Alleged HIV Hate Crime in Roswell, New Mexico
BY David Artavia
August 05 2013 3:33 PM ET
Police are investigating a possible HIV-related hate crime in Roswell, New Mexico, after employees of an HIV support group, Alianza, reportedly found threatening notes on their cars and had the tires slashed.
The Roswell Daily Record reported that assailants slashed three separate vehicles on the drivers' side rear tires, leaving a note on each vehicle that was "derogatory" and "threatening in nature," according to Alianza's executive director Sashua Patton.
Since the written text was targeted towards a certain group (those who are HIV-positive), police officials say that the crimes can be viewed as a hate crime per New Mexico's statutes.

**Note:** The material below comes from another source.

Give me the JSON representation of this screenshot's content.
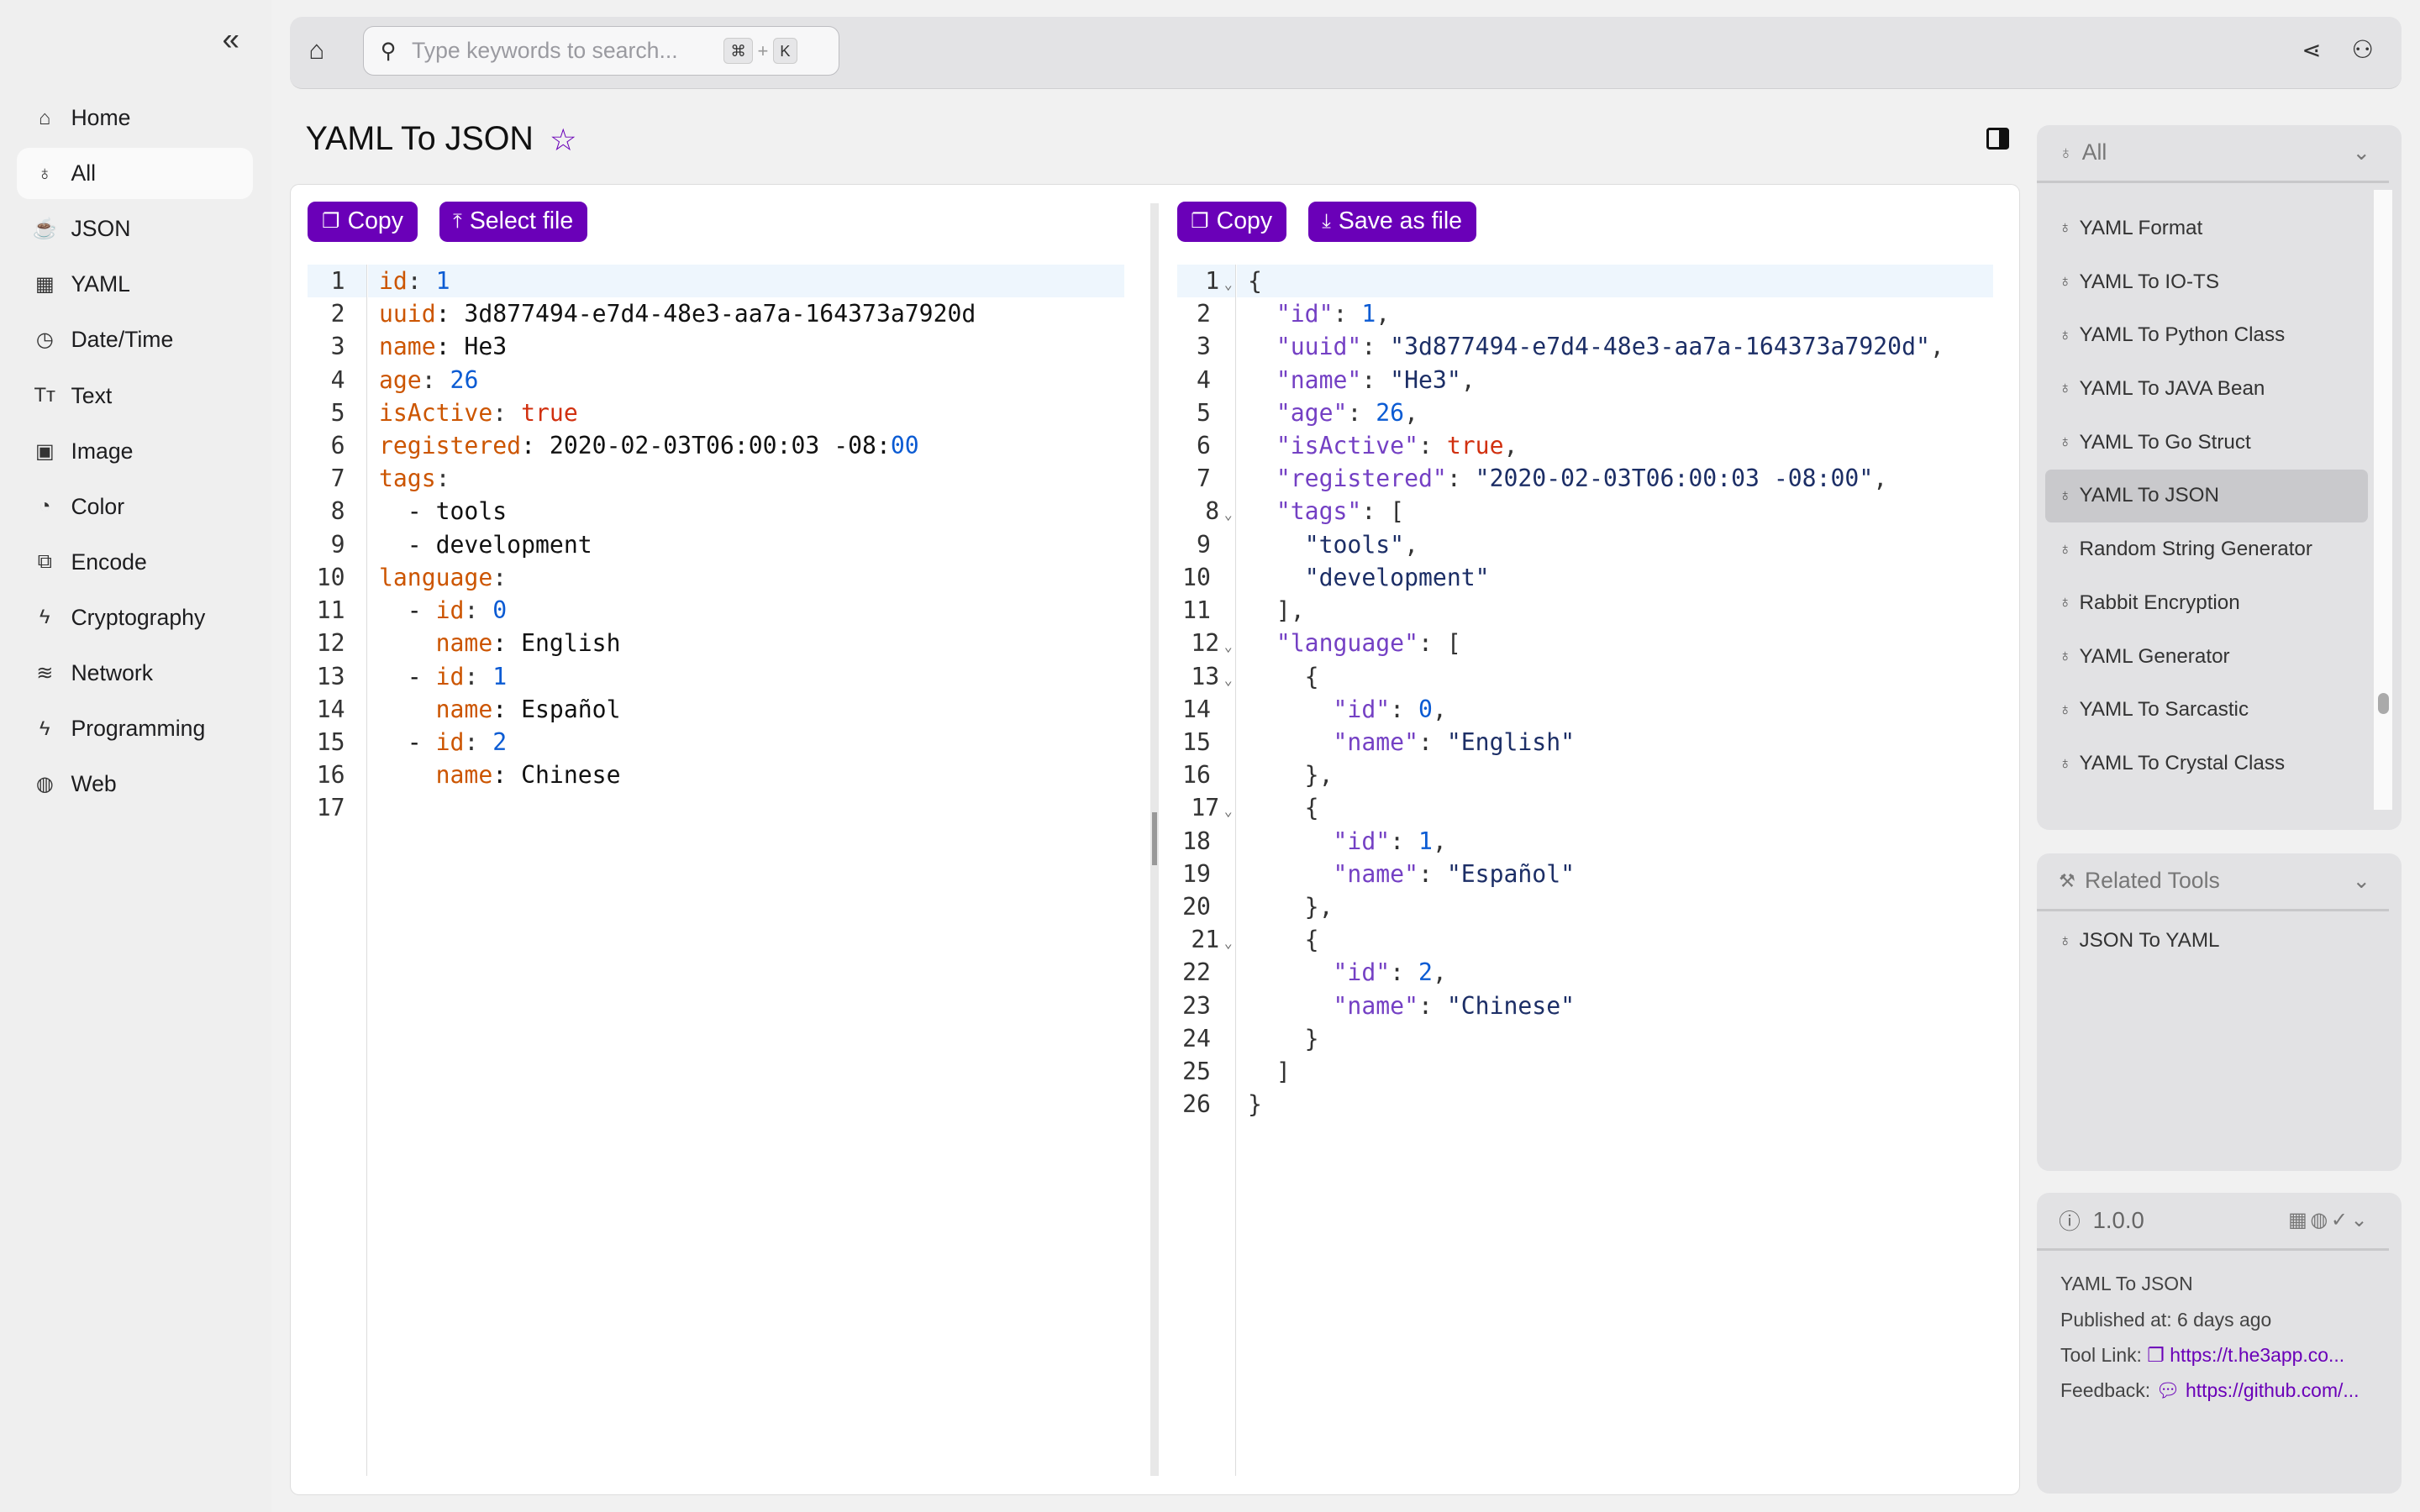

Roswell isn't a stranger to crime. With a population of 46,314 people, Roswell has had 3,224 acts of crime last year, which translates to an overall 7% crime rate and 6.23% property damage rate, according to FindTheData. New York City, on the other hand, has an average crime rate of 2.24% with over 8.4 million residents.
Despite the threats, Patton says that Alianza will keep serving the needs of HIV-positive people in the state by providing education and prevention through programs, services, and medical care. It's a mission that's going to take a lot more than a slashined tires to diminish.